When I was ten I was sent to camp.
I never signed up for any of the activities,
preferring to wander around all day
and insert myself into whatever looked fun.
It took them two weeks to catch on to me
and insert me into their regimen,
a perfect little cog in their wheel.

But it was too late.
My personality had been formed,
I had become a wanderer,
happiest when I can go from here to there
without restriction.

Never mind that I am an introvert par excellance.
(purposefully misspelled for effect),
and play well with my own ghosts and demons
in the quiet of my home.

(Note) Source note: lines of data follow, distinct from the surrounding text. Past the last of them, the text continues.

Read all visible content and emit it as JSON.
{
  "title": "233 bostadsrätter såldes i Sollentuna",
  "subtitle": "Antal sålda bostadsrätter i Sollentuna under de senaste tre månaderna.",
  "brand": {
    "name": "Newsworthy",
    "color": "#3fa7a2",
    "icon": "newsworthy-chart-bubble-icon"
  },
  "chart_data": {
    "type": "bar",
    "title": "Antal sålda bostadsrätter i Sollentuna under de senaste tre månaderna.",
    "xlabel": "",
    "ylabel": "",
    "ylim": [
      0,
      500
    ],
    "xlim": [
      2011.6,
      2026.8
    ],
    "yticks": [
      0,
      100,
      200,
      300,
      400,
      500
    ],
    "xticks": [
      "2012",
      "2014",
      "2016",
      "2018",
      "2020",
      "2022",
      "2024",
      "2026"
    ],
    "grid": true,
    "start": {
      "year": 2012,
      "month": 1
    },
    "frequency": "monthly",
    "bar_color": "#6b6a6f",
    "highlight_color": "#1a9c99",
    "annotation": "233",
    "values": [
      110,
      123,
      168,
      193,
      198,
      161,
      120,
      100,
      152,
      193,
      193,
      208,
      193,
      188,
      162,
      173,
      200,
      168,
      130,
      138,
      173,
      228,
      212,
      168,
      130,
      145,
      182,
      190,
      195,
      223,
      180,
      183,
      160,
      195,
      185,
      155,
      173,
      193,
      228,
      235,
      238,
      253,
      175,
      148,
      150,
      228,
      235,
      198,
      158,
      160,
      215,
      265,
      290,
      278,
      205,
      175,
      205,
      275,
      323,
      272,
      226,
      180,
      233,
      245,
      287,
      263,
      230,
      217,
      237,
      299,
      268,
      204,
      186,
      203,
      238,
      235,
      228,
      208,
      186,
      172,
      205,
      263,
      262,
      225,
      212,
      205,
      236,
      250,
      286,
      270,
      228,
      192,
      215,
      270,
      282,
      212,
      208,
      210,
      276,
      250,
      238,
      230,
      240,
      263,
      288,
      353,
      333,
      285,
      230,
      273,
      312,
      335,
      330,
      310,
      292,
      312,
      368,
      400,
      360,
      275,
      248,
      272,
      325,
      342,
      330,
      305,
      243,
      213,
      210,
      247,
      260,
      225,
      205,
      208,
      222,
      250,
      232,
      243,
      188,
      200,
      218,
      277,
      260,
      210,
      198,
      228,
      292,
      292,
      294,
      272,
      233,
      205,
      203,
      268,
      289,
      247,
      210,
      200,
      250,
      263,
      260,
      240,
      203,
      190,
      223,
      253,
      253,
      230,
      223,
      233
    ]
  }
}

Oh no, never mind that,

my soul is fed in the wandering, the listening, the seeing,
in the calliope of life as it circles about, always
changing horses, changing seats,
never seeking the perfect fit,
simply curious what the next one will feel like
and what the view might be from somewhere else.

And so here I am, old and grey,
self-exiled with the rest of the country.
My hair has become unruly and long.
The same scenery has become old and dry.
Even my demons are tired of the sameness,
of a life reduced to one place and one view and one voice.

How can there be harmony, with one voice?
How can there be dissonance with one voice?
Where is the interest? The challenge?
What do the little grey cells do?
How will they dance?

I sigh a lot as I read. As I listen to old music with new ears.
Like a bull in a cage, I wait to be released,
the bonds no less restrictive because I applied them.
There is wandering to do.

I know it will come, but at times I am that ten-year-old.
More often than I like to admit,
Not so much interested in breaking the rules,
as pretending they do not exist.


About this poem

The camp story is true. So is the rest of it for that matter.

This poem was a lot of fun to write. That is not always the case.

The picture was taken at Mass MoCA. It’s the inside of an Airstream trailer, about 50 feet off the ground. It’s art. Trust me on this.